How a certificate with extended validation makes it easier to phish. But I think the title could be amended—here’s what’s really broken:

On Safari, the URL is completely hidden! This means the attacker does not even need to register a convincing phishing domain. They can register anything, and Safari will happily cover it with a nice green bar.

SSL Issuer Popularity - NetTrack.info

This graph warms the cockles of my heart. It’s so nice to see a genuinely good project like Let’s Encrypt come in and upset the applecart of a sluggish monopolistic industry.

Certified Malice – text/plain

Following from that great post about the “zone of death” in browsers, Eric Law looks at security and trust in a world where certificates are free and easily available …even to the bad guys.

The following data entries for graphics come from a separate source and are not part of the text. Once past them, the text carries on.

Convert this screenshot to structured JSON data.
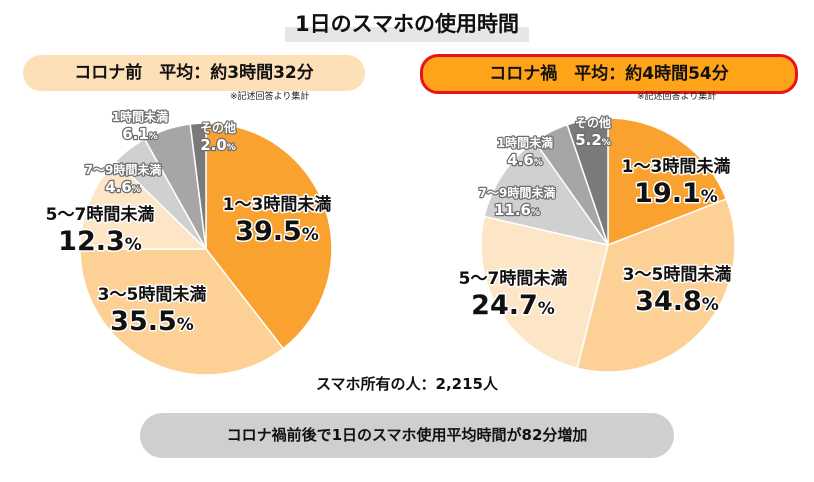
{
  "title": "1日のスマホの使用時間",
  "before": {
    "header": "コロナ前　平均：約3時間32分",
    "note": "※記述回答より集計"
  },
  "after": {
    "header": "コロナ禍　平均：約4時間54分",
    "note": "※記述回答より集計"
  },
  "owner_text": "スマホ所有の人：2,215人",
  "summary_text": "コロナ禍前後で1日のスマホ使用平均時間が82分増加",
  "colors": {
    "c1to3": "#f9a230",
    "c3to5": "#fdd196",
    "c5to7": "#fde6c6",
    "c7to9": "#d0d0d0",
    "cunder1": "#a6a6a6",
    "cother": "#7a7a7a"
  },
  "chart_data": [
    {
      "type": "pie",
      "title": "コロナ前",
      "categories": [
        "1～3時間未満",
        "3～5時間未満",
        "5～7時間未満",
        "7～9時間未満",
        "1時間未満",
        "その他"
      ],
      "values": [
        39.5,
        35.5,
        12.3,
        4.6,
        6.1,
        2.0
      ],
      "labels": [
        "39.5",
        "35.5",
        "12.3",
        "4.6",
        "6.1",
        "2.0"
      ],
      "unit": "%"
    },
    {
      "type": "pie",
      "title": "コロナ禍",
      "categories": [
        "1～3時間未満",
        "3～5時間未満",
        "5～7時間未満",
        "7～9時間未満",
        "1時間未満",
        "その他"
      ],
      "values": [
        19.1,
        34.8,
        24.7,
        11.6,
        4.6,
        5.2
      ],
      "labels": [
        "19.1",
        "34.8",
        "24.7",
        "11.6",
        "4.6",
        "5.2"
      ],
      "unit": "%"
    }
  ]
}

New – AWS Certificate Manager – Deploy SSL/TLS-Based Apps on AWS | AWS Official Blog

If you’re hosting with Amazon, you now get HTTPS for free.

Taking Let’s Encrypt for a Spin - TimKadlec.com

Tim outlines the process for getting up and running with HTTPS using Let’s Encrypt. Looks like it’s pretty straightforward, which is very, very good news.

I’m using the Salter Cane site as a test ground for this. I was able to get everything installed fairly easily. The tricky thing will be having some kind of renewal reminder—the certificates expire after three months.

Still, all the signs are good that HTTPS is about to get a lot less painful.